Spinal Muscular Atrophy is a genetic muscle wasting disease. In most cases (but not all) each child inherits a faulty copy from BOTH of their parents, so each time they become pregnant they have a 1 in 4 chance of having a child affected by the disease. (if only one parent carried the gene there would be only a 1 in 2,500 chance of having an affected child)

We have found that if you are a carrier of the SMA gene (this doesn’t mean you are affected) that your siblings are more than likely to be carriers as well. So make sure that you inform your siblings and other extended family members like cousins, so that they understand about how it could affect them. They can then choose if they would like to be tested to see if they are a ‘carrier’ of the SMA gene (1 in 35 here in Australia)

Carrier  testing for Spinal Muscular Atrophy

SMA carrier screening  is a test that  can inform individuals if they carry the faulty SMA gene. Carrier screening for the SMA gene enables couples and families the choice to find out if they are carriers  of Spinal Muscular Atrophy. If you are a carrier it doesn’t mean you are effected by SMA, it just means that  if you match up with another carrier that there is a potential (1 in 4 chance) that you could possibly have a child with  SMA.  Having the test doesn’t rule you out for having children,  it will just enable you to have an informed choice as to your reproductive future.  Most screening will capture 85% of carriers, but in some cases SMA can be diagnosed with  one or none of the parents  being identified as carriers.

If you are identified as a carrier there is genetic  counselling available at most clinical genetic clinics.

You can start here at the Victorian Clinical Genetic Services https://www.vcgs.org.au/tests/prepair 

Families can  also contact their local genetic counselling service. These are available in all major public hospitals in every state – just ask for the Genetics Department.

Usually when a child is diagnosed with SMA 1 or SMA 2 the immediate family should be referred for genetic counselling and then ‘cascade testing’ of other adult family members can be facilitated for them.

It is preferable that referral to these genetic counselling services is through a general practitioner, medical specialist or other health care professional.
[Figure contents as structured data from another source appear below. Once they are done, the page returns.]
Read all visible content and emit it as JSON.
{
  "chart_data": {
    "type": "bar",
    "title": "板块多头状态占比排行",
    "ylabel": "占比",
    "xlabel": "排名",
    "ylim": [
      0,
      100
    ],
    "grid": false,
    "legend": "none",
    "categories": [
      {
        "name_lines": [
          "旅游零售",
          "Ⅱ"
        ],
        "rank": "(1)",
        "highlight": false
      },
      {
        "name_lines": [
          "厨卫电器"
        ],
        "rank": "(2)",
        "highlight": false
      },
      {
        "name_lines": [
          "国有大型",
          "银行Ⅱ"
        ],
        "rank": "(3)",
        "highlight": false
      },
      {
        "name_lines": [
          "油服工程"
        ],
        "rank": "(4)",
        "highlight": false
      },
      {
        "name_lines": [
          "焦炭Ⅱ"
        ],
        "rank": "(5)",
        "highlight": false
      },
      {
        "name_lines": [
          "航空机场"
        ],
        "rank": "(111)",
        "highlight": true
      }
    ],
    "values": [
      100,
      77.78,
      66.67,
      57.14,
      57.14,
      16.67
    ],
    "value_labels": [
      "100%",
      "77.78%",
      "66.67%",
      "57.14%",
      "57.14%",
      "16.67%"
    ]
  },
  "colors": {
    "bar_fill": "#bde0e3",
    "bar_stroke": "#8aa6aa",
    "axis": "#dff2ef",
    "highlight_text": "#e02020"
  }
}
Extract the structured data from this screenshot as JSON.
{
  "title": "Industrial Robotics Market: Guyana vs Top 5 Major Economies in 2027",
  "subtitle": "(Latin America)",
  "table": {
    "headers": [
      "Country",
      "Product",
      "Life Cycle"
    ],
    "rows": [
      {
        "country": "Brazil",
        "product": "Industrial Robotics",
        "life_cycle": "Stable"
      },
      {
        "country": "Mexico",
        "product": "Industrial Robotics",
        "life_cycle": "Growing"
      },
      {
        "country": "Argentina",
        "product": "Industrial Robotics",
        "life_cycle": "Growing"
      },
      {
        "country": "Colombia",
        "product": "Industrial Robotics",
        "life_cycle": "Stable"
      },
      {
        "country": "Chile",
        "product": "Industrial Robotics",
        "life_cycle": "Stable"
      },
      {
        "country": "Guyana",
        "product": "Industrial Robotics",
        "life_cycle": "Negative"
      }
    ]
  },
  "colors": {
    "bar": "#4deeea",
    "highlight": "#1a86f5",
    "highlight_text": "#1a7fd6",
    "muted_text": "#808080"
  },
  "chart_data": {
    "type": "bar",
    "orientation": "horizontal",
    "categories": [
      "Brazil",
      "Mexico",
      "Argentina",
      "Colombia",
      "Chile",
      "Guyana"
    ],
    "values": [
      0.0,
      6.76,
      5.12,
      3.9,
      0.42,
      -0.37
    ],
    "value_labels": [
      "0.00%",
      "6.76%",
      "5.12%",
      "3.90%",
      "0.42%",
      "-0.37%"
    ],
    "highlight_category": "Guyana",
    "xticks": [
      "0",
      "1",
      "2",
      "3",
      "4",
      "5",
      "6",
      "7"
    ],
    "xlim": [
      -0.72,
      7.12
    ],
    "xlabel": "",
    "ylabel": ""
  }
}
Carrier testing is not always straight forward and give a clear cut ‘yes/no’ answer so for the best results to be interpreted correctly this should be done through a counsellor or genetic service.

What Happens in Genetic Counselling for SMA.

Genetic Counselling is proved by a team of health professionals working together to provide current information, guidance and support to assist in the understanding of the disease Spinal Muscular Atrophy.

Consultation: (Brief over view)

Discuss the impact and effects of SMA on the sufferer and their family.

Explain how and why SMA occurs, i.e. both partners have to be a carrier of SMA.

If both carriers there is a one in four chance of having a child with SMA.

One in thirty five people are carriers of SMA.

The implications and the need for Carrier testing for other siblings and family members.

Discuss other reproductive options to ensure that any decisions are made on an informed basis.

Discuss and provide current information regarding prenatal testing, offering counselling and support so that informed decisions can be made.

Discuss and arrange appropriate genetic testing.

Provide information regarding support groups, supply both verbal and written information about the disease, appropriate booklets and pamphlets.

 

Follow up:

After the initial consultation an opportunity may be provided to go over information and offer on-going support. It is common for people to think of many questions after the first genetic counselling consultation, also new questions arise as the condition develops. The follow up can be as simple as a phone call.

A letter should be provided summarising the initial consultation.